J-FLAG remains constant in its view that Jamaica will not become a better society until it creates a safer and more wholesome environment in which all its citizens, including lesbians and gays, can live peaceably. As members of a socially outcast group, lesbians and gays, particularly those who reside in innercity communities, where violence and hardship are normal features of daily life, must go to extremes to survive. Many hide in unfulfilling heterosexual relationships, with partners whom they cannot love the way they should; others distance themselves from families to be spared from the judgment of those they love; still others attempt to escape the ostracism through suicide or flight to foreign lands. This state of affairs needs urgent attention as part of the greater social transformation that the country seeks and so badly deserves.
We believe that the defence of antigay discourse as an integral facet of the Jamaican national character is part of the malaise that bedevils our society.
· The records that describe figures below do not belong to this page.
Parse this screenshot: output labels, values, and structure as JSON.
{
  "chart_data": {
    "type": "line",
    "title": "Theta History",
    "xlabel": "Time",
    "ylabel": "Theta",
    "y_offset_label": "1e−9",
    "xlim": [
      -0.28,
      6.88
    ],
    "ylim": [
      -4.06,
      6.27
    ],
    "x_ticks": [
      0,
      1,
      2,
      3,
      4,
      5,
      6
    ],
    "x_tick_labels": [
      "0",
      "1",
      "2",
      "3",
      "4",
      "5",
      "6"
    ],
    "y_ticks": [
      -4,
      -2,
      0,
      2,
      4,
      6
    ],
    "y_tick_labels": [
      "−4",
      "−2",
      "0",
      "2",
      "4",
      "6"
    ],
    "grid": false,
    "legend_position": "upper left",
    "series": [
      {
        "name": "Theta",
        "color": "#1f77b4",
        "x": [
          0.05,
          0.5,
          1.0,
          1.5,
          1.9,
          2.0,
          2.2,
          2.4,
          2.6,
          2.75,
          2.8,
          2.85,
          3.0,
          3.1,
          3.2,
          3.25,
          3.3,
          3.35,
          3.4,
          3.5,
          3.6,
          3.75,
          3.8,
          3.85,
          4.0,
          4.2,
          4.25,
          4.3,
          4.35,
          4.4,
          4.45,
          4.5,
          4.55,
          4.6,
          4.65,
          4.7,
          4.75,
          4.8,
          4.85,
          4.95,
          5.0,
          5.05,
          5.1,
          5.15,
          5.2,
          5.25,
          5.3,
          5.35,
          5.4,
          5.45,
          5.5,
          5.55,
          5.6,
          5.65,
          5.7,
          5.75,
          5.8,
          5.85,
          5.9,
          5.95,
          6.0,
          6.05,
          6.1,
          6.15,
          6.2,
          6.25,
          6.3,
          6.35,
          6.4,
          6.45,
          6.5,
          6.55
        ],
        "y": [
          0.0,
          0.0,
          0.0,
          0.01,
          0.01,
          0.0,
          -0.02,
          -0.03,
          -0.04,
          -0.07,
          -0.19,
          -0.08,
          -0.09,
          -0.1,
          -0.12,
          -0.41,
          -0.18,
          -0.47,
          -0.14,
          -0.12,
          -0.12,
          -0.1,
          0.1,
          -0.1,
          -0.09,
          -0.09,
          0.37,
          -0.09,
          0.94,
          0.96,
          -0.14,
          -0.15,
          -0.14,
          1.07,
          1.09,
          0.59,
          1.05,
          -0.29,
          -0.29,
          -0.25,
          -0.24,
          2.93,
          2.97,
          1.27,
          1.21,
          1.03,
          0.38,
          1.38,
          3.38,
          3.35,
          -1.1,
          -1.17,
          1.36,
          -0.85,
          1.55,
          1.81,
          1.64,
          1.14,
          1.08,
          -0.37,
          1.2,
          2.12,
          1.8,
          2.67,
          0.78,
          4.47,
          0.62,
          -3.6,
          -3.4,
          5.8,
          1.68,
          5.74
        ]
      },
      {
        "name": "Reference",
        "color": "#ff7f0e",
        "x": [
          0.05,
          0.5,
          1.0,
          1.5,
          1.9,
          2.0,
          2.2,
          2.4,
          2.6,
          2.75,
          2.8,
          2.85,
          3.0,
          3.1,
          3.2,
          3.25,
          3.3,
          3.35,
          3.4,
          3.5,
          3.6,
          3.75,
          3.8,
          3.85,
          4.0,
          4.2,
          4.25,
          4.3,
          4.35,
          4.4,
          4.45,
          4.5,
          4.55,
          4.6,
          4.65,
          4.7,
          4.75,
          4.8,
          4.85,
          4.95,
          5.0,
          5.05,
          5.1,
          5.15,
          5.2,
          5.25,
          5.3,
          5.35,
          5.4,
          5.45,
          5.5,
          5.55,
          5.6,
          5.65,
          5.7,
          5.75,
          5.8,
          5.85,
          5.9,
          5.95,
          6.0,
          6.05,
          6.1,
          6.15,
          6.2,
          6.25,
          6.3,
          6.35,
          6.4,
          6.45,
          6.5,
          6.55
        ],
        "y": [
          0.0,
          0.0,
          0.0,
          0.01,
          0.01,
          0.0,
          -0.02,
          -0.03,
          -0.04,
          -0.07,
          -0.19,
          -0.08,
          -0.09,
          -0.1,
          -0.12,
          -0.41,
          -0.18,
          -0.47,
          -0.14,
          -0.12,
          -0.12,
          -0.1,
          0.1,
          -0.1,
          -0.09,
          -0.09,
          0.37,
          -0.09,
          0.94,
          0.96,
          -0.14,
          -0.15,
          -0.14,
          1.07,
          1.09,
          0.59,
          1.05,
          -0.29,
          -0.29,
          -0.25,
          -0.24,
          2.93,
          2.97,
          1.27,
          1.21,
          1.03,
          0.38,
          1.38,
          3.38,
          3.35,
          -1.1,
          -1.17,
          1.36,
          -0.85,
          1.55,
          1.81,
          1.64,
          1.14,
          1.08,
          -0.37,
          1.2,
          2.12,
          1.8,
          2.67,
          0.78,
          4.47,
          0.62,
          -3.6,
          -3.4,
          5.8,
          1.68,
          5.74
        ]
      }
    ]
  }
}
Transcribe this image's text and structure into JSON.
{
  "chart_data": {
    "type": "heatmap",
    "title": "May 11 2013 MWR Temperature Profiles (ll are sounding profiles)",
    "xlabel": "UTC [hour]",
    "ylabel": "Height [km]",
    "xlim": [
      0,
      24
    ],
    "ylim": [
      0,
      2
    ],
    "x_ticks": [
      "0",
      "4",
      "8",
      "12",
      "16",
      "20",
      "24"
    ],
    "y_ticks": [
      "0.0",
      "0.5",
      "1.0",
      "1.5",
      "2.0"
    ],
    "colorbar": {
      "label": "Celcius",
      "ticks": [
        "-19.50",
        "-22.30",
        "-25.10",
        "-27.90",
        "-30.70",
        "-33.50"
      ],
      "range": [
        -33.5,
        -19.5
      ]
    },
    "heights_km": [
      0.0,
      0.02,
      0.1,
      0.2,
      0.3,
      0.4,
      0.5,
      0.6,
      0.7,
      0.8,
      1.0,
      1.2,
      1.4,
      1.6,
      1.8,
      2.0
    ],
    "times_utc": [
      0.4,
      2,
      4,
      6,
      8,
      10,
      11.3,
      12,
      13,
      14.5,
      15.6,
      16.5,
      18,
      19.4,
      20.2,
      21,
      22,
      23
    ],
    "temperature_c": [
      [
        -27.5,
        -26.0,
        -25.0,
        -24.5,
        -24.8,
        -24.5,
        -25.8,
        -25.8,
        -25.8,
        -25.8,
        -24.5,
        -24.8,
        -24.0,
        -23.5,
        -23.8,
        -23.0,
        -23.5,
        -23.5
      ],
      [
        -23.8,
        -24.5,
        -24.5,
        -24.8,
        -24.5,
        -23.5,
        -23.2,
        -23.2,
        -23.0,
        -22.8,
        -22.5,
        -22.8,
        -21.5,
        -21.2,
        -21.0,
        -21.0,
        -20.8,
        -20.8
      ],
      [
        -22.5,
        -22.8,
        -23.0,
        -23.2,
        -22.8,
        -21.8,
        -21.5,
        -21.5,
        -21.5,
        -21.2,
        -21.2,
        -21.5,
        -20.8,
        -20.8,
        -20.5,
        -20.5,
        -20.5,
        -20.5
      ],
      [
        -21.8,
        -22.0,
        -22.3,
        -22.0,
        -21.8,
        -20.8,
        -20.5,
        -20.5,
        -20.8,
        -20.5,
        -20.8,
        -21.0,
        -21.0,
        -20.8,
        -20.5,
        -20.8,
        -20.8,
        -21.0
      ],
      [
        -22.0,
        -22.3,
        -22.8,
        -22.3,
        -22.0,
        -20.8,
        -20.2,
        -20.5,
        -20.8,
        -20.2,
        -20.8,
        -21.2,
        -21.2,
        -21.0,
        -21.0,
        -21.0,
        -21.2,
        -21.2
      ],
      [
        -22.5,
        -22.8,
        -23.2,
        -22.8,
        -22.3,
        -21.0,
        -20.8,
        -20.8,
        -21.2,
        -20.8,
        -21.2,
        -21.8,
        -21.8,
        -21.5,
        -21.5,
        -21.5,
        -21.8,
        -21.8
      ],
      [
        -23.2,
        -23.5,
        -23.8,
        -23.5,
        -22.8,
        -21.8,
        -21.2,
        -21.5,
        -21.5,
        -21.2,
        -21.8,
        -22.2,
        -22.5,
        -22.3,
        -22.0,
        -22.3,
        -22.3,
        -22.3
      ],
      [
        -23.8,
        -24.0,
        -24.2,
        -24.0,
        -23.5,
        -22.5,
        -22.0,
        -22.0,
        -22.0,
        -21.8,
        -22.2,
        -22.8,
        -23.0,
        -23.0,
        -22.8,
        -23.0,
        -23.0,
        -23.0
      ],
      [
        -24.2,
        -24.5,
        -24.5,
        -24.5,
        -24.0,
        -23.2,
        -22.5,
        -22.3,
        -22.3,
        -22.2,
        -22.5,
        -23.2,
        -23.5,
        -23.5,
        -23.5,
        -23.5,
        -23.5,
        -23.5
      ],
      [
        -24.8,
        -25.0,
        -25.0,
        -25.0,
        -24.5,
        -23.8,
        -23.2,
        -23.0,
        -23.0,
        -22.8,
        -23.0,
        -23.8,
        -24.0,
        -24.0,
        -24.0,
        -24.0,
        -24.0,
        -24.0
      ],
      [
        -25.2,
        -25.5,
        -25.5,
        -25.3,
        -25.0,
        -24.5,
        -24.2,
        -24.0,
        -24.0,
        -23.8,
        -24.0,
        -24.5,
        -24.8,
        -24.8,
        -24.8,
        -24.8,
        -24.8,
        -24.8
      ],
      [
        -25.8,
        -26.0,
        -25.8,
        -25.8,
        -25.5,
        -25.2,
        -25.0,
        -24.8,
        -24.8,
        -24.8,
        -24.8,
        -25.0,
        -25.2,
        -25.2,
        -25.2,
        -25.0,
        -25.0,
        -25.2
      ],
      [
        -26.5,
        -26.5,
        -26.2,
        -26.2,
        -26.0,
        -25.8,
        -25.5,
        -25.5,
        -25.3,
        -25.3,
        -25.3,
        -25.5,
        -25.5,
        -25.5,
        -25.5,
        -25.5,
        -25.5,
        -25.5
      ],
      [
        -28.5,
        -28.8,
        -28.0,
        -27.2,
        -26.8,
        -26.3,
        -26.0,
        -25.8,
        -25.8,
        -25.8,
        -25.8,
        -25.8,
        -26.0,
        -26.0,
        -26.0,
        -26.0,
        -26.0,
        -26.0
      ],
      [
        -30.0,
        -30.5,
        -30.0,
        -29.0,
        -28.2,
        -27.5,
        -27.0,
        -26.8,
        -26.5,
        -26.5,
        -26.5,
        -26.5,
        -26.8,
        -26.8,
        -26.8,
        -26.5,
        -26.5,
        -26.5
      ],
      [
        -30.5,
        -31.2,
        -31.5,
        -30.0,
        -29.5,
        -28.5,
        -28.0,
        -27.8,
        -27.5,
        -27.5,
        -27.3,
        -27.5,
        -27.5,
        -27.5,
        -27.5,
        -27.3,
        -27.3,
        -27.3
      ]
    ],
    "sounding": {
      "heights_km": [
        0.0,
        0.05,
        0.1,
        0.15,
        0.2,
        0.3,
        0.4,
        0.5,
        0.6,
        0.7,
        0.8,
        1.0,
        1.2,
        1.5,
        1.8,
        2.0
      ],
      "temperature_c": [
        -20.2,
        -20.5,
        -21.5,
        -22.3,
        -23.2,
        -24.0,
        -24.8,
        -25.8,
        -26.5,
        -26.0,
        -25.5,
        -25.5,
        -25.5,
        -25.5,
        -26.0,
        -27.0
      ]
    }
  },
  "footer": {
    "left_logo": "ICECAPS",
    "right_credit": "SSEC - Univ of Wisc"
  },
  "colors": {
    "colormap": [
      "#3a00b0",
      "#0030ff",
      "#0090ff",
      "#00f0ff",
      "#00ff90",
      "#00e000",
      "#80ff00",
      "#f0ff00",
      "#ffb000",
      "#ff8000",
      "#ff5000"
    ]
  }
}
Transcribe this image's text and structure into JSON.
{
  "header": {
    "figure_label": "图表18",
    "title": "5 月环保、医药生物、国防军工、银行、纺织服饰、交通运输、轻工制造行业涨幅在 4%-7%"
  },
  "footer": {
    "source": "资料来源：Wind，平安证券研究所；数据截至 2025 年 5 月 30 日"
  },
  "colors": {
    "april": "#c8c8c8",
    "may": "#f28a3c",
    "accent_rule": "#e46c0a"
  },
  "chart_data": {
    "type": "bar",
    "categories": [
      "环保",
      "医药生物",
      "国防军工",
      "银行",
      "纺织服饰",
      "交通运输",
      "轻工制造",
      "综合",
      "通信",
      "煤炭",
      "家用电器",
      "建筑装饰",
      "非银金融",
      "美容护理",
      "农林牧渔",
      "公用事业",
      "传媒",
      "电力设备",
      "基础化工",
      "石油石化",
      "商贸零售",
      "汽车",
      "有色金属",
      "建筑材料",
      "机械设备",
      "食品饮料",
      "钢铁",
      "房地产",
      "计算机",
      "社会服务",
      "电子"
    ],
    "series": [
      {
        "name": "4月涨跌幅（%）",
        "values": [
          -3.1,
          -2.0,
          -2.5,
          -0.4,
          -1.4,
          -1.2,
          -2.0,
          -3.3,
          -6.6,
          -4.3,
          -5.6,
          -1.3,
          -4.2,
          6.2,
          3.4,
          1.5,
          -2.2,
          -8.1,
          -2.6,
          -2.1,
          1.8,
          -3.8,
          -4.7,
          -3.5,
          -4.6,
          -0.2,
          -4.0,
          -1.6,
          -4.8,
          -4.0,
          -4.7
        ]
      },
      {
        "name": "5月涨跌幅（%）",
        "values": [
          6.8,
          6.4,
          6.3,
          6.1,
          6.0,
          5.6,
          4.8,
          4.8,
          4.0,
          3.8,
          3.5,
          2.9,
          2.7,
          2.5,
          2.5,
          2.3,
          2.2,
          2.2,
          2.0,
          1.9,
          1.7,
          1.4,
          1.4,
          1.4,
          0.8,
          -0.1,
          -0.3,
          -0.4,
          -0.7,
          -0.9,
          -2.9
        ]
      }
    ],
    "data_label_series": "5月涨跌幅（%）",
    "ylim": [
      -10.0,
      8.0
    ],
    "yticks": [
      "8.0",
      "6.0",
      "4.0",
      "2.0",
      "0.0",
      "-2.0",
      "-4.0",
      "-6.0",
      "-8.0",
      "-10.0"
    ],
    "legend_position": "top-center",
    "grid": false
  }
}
Indeed, it is our view that there can be little social progress in Jamaica if the country fails to embrace the tried and proven values of tolerance and sensitivity to difference on which other societies have advanced. For this reason, social actors and opinion leaders must become more conscious that their justification of antigay attitudes and behaviours is not the defence of Jamaican culture but the buttressing of cultural values that constrain the rights of some Jamaicans to act and to be.
J-FLAG hopes for the day that there will no longer be the need to mark an International Day Against Homophobia. For this to happen in Jamaica, the country must begin to see its gay and lesbian citizens and residents as having the same basic civil and human rights as heterosexuals. It therefore is critical that political, academic, religious and business leaders repudiate the civil framework that treats rights and freedoms in an exclusionary manner. Together, we must work for the protection of the rights and freedoms of all citizens and residents as the ultimate feature of our national identity. This protection lies not in the defence of a religious definition of the Jamaican but in the establishment of a modern and truly democratic society. We reiterate our oft-expressed view that as a secular society, Jamaica’s social and political framework remains, to the detriment of its gay and other citizens, overdetermined by religion.